La Corte è giunta a questa decisione con la sentenza numero
19232 del 14 settembre, accogliendo così il  ricorso di una struttura sanitaria che aveva
licenziato un’infermiera perché, tra l’altro, aveva “proferito espressioni
offensive sulla capacità e sulla professionalità del personale, ed in
particolare nei confronti della caposala del reparto di sterilizzazione e nei
confronti della caposala del day hospital”. Ma c’è di più. La donna, infatti,
una volta allontanata aveva cercato contatti con gli altri dipendenti al fine
di “diffondere notizie e valutazioni offensive nei confronti della società”.

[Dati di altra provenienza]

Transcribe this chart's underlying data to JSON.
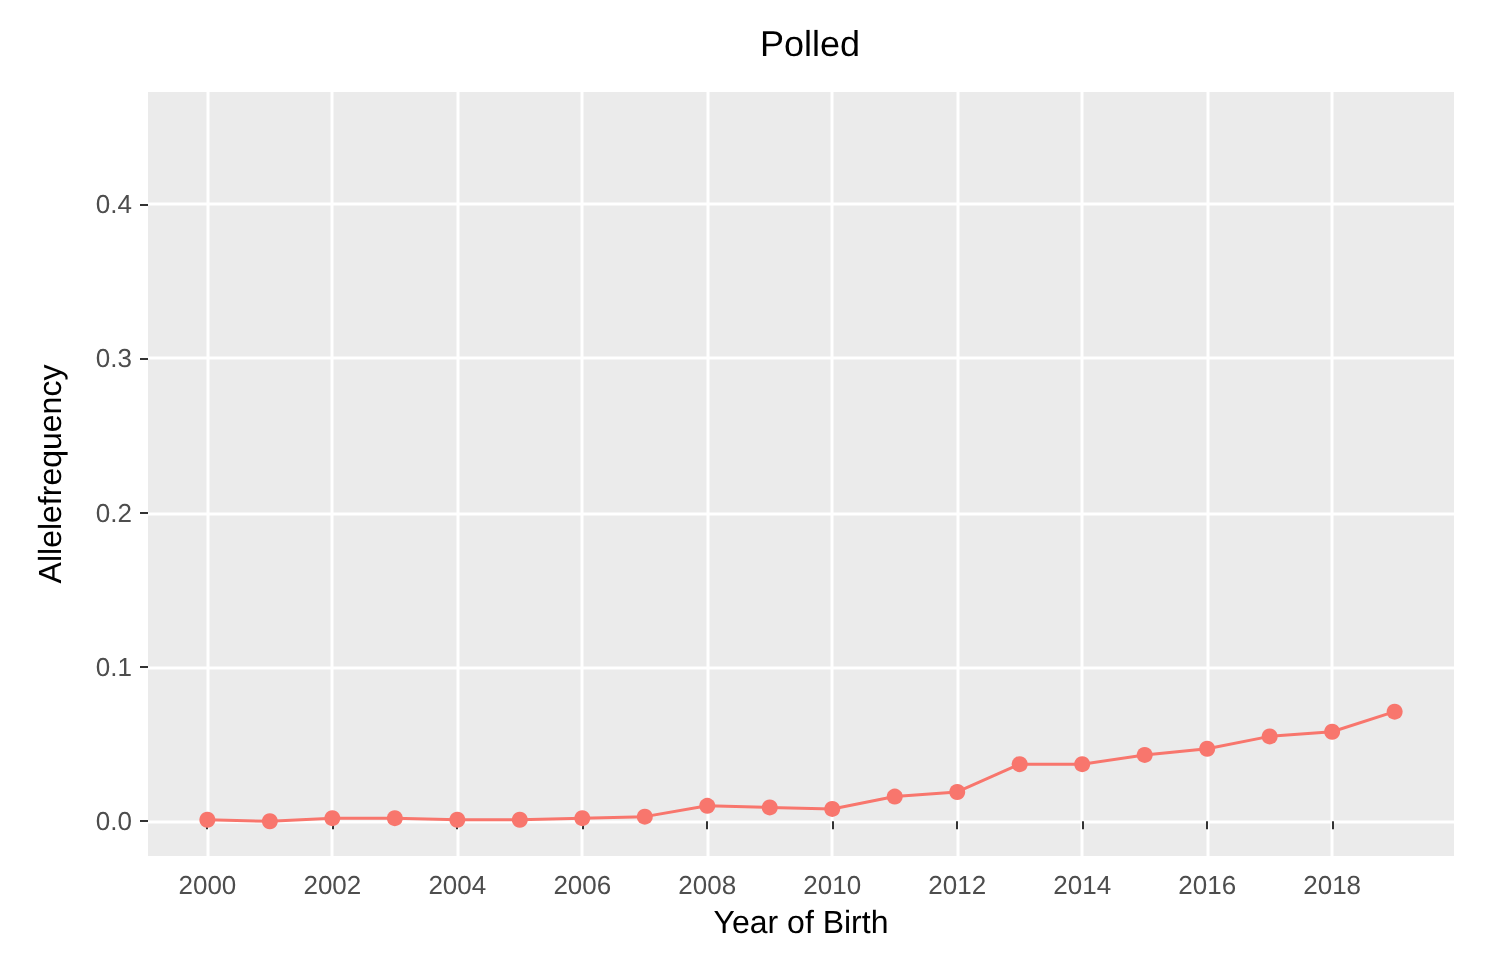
{
  "chart_data": {
    "type": "line",
    "title": "Polled",
    "xlabel": "Year of Birth",
    "ylabel": "Allelefrequency",
    "x": [
      2000,
      2001,
      2002,
      2003,
      2004,
      2005,
      2006,
      2007,
      2008,
      2009,
      2010,
      2011,
      2012,
      2013,
      2014,
      2015,
      2016,
      2017,
      2018,
      2019
    ],
    "series": [
      {
        "color": "#f8766d",
        "values": [
          0.001,
          0.0,
          0.002,
          0.002,
          0.001,
          0.001,
          0.002,
          0.003,
          0.01,
          0.009,
          0.008,
          0.016,
          0.019,
          0.037,
          0.037,
          0.043,
          0.047,
          0.055,
          0.058,
          0.071
        ]
      }
    ],
    "xlim": [
      1999.05,
      2019.95
    ],
    "xticks": [
      2000,
      2002,
      2004,
      2006,
      2008,
      2010,
      2012,
      2014,
      2016,
      2018
    ],
    "ylim": [
      -0.0225,
      0.4725
    ],
    "yticks": [
      {
        "value": 0,
        "label": "0.0"
      },
      {
        "value": 0.1,
        "label": "0.1"
      },
      {
        "value": 0.2,
        "label": "0.2"
      },
      {
        "value": 0.3,
        "label": "0.3"
      },
      {
        "value": 0.4,
        "label": "0.4"
      }
    ],
    "grid": true,
    "marker": "circle",
    "line_style": "solid"
  }
}
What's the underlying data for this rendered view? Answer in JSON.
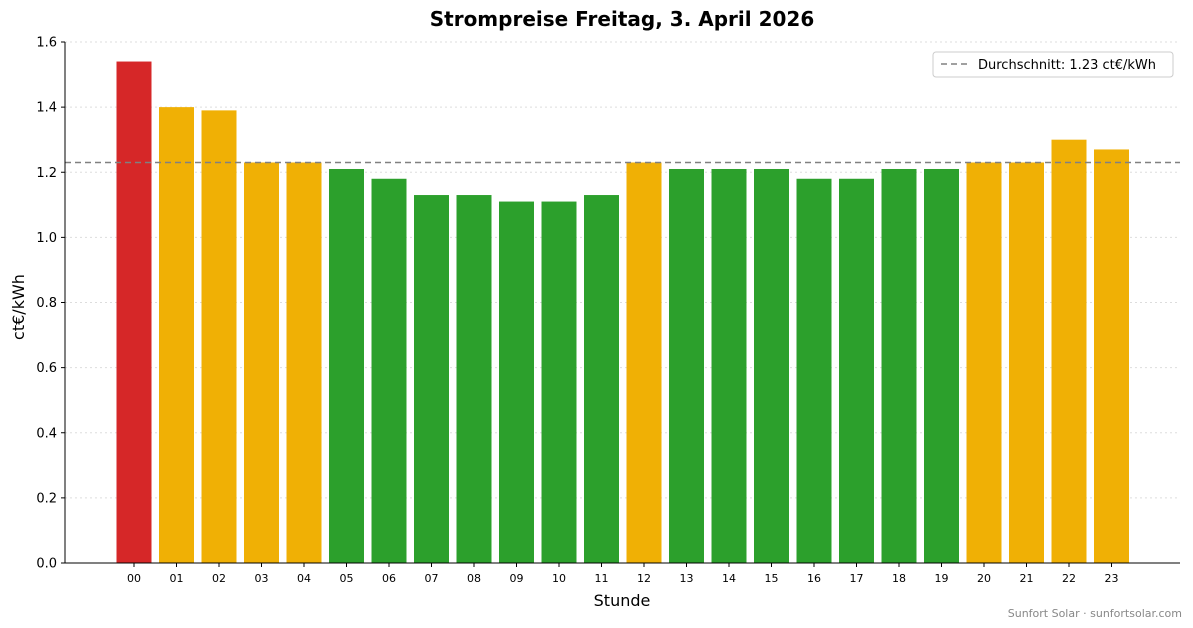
{
  "chart_data": {
    "type": "bar",
    "title": "Strompreise Freitag, 3. April 2026",
    "xlabel": "Stunde",
    "ylabel": "ct€/kWh",
    "ylim": [
      0,
      1.6
    ],
    "yticks": [
      "0.0",
      "0.2",
      "0.4",
      "0.6",
      "0.8",
      "1.0",
      "1.2",
      "1.4",
      "1.6"
    ],
    "categories": [
      "00",
      "01",
      "02",
      "03",
      "04",
      "05",
      "06",
      "07",
      "08",
      "09",
      "10",
      "11",
      "12",
      "13",
      "14",
      "15",
      "16",
      "17",
      "18",
      "19",
      "20",
      "21",
      "22",
      "23"
    ],
    "values": [
      1.54,
      1.4,
      1.39,
      1.23,
      1.23,
      1.21,
      1.18,
      1.13,
      1.13,
      1.11,
      1.11,
      1.13,
      1.23,
      1.21,
      1.21,
      1.21,
      1.18,
      1.18,
      1.21,
      1.21,
      1.23,
      1.23,
      1.3,
      1.27
    ],
    "bar_colors": [
      "#d62728",
      "#f0b005",
      "#f0b005",
      "#f0b005",
      "#f0b005",
      "#2ca02c",
      "#2ca02c",
      "#2ca02c",
      "#2ca02c",
      "#2ca02c",
      "#2ca02c",
      "#2ca02c",
      "#f0b005",
      "#2ca02c",
      "#2ca02c",
      "#2ca02c",
      "#2ca02c",
      "#2ca02c",
      "#2ca02c",
      "#2ca02c",
      "#f0b005",
      "#f0b005",
      "#f0b005",
      "#f0b005"
    ],
    "average": 1.23,
    "average_color": "#808080",
    "legend": {
      "label": "Durchschnitt: 1.23 ct€/kWh",
      "placement": "top-right"
    },
    "grid": "y-dotted"
  },
  "footer": "Sunfort Solar · sunfortsolar.com"
}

Il tribunale di Monza, a cui la donna si era rivolta per
riavere il posto di lavoro, le aveva dato ragione, riuscendo a farle annullare
il licenziamento e farle ottenere un risarcimento danni. Anche la Corte
d’appello di Milano aveva ridotto la misura del danno e confermato la
reintegrazione nel posto di lavoro. Così l’azienda sanitaria ha fatto ricorso
in Cassazione e lo ha vinto.

 I giudici della
sessione lavoro lo hanno accolto rinviando la causa alla Corte territoriale di
Brescia, invitando il nuovo collegio a riconsiderare il caso: va accertato se
tutti i comportamenti e le maldicenze della donna hanno compromesso il rapporto
di fiducia e discreditato all’esterno l’immagine della struttura. Secondo la
sentenza della Cassazione “in tema di licenziamento per giusta causa o
giustificato motivo, allorquando siano contestati al dipendente diversi
episodi, il giudice di merito non deve valutarli separatamente, bensì
globalmente, al fine di verificare se la loro rilevanza complessiva sia tale da
minare la fiducia che il datore di lavoro deve poter riporre nel dipendente”. E
addirittura non è finito qui. Infatti, “nè il giudicante (la Corte d’appello,
ndr) ha dato ragione alcuna della ritenuta assenza di danno che la divulgazione
(anche nei confronti dello stesso personale dell’azienda, nonché per la
diffusiva potenzialità verso l’esterno) della notizia (presenza di medicinali
ed attrezzature e supporti medici scaduti) assumeva per l’immagine di una
struttura ospedaliera”.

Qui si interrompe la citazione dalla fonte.